Luca Fumagalli

The Irish Aubrey de Vere (1814-1902) was a poet who managed to establish himself by the quality of his works which were admired by Oscar Wilde, among others.

De Vere was the last descendant of a noble Protestant family of English origin. At Oxford J. H. Newman made a strong impression on him, but he converted to Catholicism only many years later, in 1851.

In previous years, when famine was claiming victims across Ireland, de Vere had distinguished himself as a skilled polemicist, writing a book, English Misrule and Irish Misdeeds (1848), in which the British government was unceremoniously mocked.
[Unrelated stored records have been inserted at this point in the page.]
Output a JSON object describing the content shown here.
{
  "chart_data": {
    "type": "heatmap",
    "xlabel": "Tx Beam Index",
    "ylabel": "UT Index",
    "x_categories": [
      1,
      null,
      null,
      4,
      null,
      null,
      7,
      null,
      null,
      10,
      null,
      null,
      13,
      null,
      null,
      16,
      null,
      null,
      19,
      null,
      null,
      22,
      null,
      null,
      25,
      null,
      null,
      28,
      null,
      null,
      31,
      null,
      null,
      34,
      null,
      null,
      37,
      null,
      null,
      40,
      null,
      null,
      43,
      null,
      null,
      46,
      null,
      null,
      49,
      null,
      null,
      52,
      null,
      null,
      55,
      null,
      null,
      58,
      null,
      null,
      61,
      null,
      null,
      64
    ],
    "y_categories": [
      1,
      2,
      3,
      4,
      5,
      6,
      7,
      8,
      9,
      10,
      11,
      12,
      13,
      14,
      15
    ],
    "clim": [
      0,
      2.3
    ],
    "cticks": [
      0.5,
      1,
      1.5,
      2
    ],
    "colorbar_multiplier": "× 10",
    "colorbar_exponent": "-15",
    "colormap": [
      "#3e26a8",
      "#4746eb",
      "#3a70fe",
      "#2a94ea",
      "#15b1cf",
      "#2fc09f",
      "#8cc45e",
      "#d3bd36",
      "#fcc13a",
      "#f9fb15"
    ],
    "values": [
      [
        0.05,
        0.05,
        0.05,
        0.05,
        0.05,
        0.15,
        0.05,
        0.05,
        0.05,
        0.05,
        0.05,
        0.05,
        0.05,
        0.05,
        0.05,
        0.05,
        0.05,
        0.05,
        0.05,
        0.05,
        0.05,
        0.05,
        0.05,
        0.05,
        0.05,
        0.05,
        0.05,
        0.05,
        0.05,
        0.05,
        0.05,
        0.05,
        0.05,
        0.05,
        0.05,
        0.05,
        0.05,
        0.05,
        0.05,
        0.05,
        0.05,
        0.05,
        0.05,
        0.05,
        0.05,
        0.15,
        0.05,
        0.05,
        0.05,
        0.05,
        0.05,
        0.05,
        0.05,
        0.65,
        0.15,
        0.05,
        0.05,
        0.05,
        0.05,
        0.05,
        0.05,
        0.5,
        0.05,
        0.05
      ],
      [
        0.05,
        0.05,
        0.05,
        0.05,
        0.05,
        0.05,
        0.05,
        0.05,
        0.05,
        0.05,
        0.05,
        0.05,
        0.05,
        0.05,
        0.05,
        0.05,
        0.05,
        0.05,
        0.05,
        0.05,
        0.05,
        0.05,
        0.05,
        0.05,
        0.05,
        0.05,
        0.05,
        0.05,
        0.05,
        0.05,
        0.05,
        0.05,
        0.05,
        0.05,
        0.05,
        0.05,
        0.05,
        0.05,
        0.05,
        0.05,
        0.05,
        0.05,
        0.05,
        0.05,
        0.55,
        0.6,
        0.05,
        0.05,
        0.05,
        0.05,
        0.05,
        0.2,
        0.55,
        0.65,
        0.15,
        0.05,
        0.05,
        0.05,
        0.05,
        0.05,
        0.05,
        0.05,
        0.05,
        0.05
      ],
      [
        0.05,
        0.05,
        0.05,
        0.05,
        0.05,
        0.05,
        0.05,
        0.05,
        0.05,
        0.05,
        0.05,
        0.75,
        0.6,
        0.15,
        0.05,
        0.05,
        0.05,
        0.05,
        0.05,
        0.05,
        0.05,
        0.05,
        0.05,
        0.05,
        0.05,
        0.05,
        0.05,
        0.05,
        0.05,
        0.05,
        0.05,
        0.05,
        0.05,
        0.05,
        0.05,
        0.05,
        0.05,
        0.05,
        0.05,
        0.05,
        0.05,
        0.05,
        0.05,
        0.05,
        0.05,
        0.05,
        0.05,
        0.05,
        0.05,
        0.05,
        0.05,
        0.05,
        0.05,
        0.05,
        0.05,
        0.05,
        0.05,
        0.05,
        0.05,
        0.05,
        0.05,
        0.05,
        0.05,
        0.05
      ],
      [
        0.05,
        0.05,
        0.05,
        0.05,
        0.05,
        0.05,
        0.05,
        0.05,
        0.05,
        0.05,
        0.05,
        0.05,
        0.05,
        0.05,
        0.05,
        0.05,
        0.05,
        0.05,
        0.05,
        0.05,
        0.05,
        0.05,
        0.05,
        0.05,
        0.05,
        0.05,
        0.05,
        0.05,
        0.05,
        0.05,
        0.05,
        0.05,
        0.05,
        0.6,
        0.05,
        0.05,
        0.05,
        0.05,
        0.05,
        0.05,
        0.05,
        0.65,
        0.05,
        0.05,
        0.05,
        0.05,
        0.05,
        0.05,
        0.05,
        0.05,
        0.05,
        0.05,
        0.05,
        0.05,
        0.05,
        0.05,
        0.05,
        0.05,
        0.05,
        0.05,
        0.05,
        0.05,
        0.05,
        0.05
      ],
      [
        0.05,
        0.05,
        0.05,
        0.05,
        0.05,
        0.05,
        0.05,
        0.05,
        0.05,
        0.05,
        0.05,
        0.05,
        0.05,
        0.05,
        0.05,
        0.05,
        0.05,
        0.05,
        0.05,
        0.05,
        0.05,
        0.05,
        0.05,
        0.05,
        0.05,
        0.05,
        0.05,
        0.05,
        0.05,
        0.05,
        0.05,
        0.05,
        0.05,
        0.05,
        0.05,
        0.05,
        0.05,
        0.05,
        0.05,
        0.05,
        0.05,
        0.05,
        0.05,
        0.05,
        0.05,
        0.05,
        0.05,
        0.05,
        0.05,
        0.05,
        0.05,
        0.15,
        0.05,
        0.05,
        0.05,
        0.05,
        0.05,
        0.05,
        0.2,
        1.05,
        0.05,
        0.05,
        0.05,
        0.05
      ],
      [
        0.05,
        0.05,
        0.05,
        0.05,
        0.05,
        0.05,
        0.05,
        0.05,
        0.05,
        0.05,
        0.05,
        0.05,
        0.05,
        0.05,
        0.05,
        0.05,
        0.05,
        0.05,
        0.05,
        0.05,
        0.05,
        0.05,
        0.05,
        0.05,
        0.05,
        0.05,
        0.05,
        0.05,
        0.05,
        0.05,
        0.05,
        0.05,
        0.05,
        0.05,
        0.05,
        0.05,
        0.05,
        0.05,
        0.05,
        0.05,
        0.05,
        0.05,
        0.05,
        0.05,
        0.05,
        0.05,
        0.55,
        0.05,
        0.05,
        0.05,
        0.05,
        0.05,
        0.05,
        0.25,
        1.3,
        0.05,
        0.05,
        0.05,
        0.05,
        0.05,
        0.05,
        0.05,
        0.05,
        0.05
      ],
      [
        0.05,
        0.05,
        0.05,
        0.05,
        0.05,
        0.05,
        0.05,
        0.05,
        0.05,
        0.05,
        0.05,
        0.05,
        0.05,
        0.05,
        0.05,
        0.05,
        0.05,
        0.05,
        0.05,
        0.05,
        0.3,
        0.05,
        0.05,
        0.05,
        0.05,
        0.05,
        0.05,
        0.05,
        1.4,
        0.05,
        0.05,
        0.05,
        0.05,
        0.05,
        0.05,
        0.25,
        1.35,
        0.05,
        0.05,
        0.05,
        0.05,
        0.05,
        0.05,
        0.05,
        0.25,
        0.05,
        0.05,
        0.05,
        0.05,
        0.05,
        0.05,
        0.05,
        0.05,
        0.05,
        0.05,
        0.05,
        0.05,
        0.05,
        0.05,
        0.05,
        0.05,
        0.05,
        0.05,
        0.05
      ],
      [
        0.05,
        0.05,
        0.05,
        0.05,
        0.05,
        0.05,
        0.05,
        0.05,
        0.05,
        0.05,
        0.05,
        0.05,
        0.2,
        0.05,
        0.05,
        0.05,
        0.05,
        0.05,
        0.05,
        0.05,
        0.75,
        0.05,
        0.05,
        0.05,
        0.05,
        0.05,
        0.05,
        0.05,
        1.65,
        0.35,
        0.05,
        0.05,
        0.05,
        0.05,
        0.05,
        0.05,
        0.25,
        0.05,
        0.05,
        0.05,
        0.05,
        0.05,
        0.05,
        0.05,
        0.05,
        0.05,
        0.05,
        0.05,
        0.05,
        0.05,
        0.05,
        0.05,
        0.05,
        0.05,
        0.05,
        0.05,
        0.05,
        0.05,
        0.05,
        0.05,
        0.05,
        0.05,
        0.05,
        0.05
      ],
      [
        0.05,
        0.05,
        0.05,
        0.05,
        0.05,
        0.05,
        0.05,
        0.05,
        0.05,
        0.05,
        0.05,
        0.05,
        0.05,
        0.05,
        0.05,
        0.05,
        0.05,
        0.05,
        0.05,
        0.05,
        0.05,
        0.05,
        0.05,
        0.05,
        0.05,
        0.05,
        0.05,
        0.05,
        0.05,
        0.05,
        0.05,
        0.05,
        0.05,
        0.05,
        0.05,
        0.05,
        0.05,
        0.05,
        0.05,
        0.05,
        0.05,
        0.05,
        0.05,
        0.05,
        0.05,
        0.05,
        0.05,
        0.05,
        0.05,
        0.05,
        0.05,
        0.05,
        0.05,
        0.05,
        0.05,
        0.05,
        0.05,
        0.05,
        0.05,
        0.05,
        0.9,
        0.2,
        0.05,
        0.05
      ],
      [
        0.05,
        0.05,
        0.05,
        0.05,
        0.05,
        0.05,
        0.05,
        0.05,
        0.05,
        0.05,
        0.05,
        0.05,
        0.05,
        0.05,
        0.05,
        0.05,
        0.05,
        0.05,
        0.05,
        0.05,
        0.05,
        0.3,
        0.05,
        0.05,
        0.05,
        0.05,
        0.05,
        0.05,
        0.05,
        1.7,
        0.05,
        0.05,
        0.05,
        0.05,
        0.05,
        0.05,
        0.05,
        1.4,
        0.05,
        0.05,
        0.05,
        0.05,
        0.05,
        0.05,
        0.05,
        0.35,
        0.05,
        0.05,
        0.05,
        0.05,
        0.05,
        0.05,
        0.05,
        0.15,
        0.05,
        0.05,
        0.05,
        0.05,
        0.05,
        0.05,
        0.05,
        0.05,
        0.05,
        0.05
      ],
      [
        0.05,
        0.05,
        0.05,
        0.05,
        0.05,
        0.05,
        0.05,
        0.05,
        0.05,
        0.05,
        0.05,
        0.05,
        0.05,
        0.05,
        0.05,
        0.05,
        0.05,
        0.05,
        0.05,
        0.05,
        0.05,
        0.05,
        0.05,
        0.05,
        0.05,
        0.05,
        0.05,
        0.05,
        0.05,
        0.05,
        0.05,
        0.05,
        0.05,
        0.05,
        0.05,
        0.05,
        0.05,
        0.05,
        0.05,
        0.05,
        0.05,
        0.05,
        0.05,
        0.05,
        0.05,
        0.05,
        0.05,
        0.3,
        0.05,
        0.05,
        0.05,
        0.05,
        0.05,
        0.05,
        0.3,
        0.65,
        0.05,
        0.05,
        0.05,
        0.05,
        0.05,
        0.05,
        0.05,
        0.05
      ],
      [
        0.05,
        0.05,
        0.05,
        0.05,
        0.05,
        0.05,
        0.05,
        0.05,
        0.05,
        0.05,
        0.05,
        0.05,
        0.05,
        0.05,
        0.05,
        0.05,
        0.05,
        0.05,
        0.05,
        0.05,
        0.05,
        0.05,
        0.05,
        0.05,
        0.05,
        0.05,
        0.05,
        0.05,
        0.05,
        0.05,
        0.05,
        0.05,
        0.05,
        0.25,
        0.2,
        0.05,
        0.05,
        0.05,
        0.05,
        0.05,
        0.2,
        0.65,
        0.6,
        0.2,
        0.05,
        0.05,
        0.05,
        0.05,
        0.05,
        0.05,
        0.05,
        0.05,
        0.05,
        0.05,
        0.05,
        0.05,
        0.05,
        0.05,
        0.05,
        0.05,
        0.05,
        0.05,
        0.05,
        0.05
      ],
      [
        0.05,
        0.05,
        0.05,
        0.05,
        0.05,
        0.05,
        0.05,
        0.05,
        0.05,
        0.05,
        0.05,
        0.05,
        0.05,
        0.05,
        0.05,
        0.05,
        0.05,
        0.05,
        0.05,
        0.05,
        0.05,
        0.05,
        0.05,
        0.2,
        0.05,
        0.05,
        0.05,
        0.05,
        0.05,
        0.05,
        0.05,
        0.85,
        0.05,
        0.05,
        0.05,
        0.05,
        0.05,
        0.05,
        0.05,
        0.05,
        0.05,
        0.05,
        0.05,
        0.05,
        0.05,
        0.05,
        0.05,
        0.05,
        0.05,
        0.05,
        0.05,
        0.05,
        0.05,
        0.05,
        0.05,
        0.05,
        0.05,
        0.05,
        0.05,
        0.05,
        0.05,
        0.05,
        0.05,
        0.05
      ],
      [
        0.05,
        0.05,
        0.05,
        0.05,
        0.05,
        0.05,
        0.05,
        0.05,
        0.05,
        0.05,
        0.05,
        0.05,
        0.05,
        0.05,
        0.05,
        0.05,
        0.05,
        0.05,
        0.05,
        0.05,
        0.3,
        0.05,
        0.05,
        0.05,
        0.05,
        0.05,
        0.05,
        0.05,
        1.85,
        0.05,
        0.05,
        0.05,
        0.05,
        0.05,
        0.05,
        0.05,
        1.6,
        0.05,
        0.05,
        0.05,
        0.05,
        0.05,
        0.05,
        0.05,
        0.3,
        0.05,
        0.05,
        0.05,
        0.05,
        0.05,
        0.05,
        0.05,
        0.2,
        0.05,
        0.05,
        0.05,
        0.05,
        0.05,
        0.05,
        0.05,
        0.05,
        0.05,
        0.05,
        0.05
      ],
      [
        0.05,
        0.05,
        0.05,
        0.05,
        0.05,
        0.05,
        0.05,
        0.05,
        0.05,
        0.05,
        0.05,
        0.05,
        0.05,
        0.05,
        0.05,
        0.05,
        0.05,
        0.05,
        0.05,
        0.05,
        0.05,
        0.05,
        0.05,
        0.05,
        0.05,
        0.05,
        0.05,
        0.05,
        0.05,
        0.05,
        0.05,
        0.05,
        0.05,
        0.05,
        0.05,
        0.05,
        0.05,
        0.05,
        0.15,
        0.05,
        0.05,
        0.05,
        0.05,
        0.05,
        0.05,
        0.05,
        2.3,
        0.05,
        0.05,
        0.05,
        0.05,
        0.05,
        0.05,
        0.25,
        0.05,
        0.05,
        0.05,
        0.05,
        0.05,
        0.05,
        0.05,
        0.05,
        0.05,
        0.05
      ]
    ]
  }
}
His love for Ireland also inspired some of his best poems, filled with references to Wordsworth and Coleridge, including “Róisín Dubh”. The title, taken from a 16th century song, refers to a sad female figure, a metaphor for the sufferings of the Irish. In general, in de Vere’s poems there are many biblical references as well as allusions to Mary, the mother of God.

Although de Vere’s religious compositions never attain the quality of the secular ones, his Marian poems – “Mater Salvatoris”, “Sancta Maria” and “Mater Christi” – are loving products of a sincere Faith, only partially ruined by a tone generally too emphatic and by an inordinate use of exclamations. W. B. Yeats with undisguised sarcasm wrote that in order to fully enjoy de Vere’s lyrics, the reader needs a Dominican habit, a cloister and a breviary.